Christl maintains that Adderley, who played under Vince Lombardi during the Packers’ Glory Years in the 1960s, is the best cornerback in team history. He doesn’t hesitate to rank Woodson second best on the Packers’ all-time list.

“I talk to a lot of people — scouts, old coaches — and get their feedback, and I can’t imagine that most of those people won’t endorse Woodson (for the Hall of Fame) at some point once he retires,” Christl said. “And the other thing is just watching a guy play. Great players jump out at you. You don’t have to be a scout to watch a football game and determine who the special players are, and Woodson’s one of those guys.”

Even as Woodson’s coverage skills have declined with advancing age, he’s still capable of making plays and being a difference-maker.

“Next to Clay Matthews he was still the biggest play guy on that defense,” Christl said. “And they found a way to use him to take advantage of that skill.”

Some say Woodson’s tenure in Oakland will hurt his Hall of Fame chances. In five of his eight seasons he recorded just one interception. But he also earned four Pro Bowl berths and was part of the Raiders’ 2002 Super Bowl qualifying team.

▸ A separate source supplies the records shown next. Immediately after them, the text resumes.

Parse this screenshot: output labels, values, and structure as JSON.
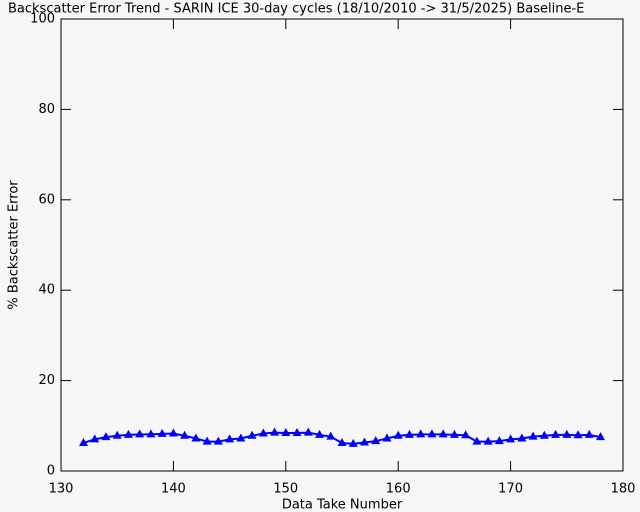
{
  "chart_data": {
    "type": "line",
    "title": "Backscatter Error Trend - SARIN ICE 30-day cycles (18/10/2010 -> 31/5/2025) Baseline-E",
    "x_label": "Data Take Number",
    "y_label": "% Backscatter Error",
    "x": [
      132,
      133,
      134,
      135,
      136,
      137,
      138,
      139,
      140,
      141,
      142,
      143,
      144,
      145,
      146,
      147,
      148,
      149,
      150,
      151,
      152,
      153,
      154,
      155,
      156,
      157,
      158,
      159,
      160,
      161,
      162,
      163,
      164,
      165,
      166,
      167,
      168,
      169,
      170,
      171,
      172,
      173,
      174,
      175,
      176,
      177,
      178
    ],
    "series": [
      {
        "color": "#0000ff",
        "values": [
          6.2,
          7,
          7.5,
          7.8,
          8,
          8.1,
          8.1,
          8.2,
          8.3,
          7.8,
          7.2,
          6.5,
          6.5,
          7,
          7.2,
          7.8,
          8.3,
          8.5,
          8.4,
          8.4,
          8.5,
          8,
          7.6,
          6.2,
          6,
          6.3,
          6.6,
          7.2,
          7.8,
          8,
          8.1,
          8.1,
          8.1,
          8,
          7.9,
          6.5,
          6.5,
          6.6,
          7,
          7.2,
          7.6,
          7.8,
          8,
          8,
          7.9,
          8,
          7.5
        ]
      }
    ],
    "xlim": [
      130,
      180
    ],
    "ylim": [
      0,
      100
    ],
    "xticks": [
      130,
      140,
      150,
      160,
      170,
      180
    ],
    "yticks": [
      0,
      20,
      40,
      60,
      80,
      100
    ]
  }
}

“He came out of (Oakland) with somewhat of a reputation of being a disgruntled player, and having had somewhat of a checkered career there because of injuries,” Christl said. “But let’s face it, he was one of the premier athletes in the league regardless of what happened there.”

The fact is, Woodson was very good with the Raiders but took his game to another level in Green Bay. He has added three Pro Bowl berths and an NFL defensive player of the year award to his lofty list of accomplishments.

But nothing was sweeter for Woodson than the Packers’ victory over Pittsburgh in Super Bowl XLV, even though he broke his collarbone and couldn’t play in the second half.

“It’s a thing where from now on, for the rest of history, I’ll be a champion, always looked at as a champion,” Woodson said. “That says it all.”

That championship can only enhance Woodson’s Hall of Fame credentials in the eyes of voters.

“I think it helps any time you’ve got that on your resume that you won a Super Bowl, and particularly in his case because of the big plays,” Christl said. “He contributed big plays to a Super Bowl champion.”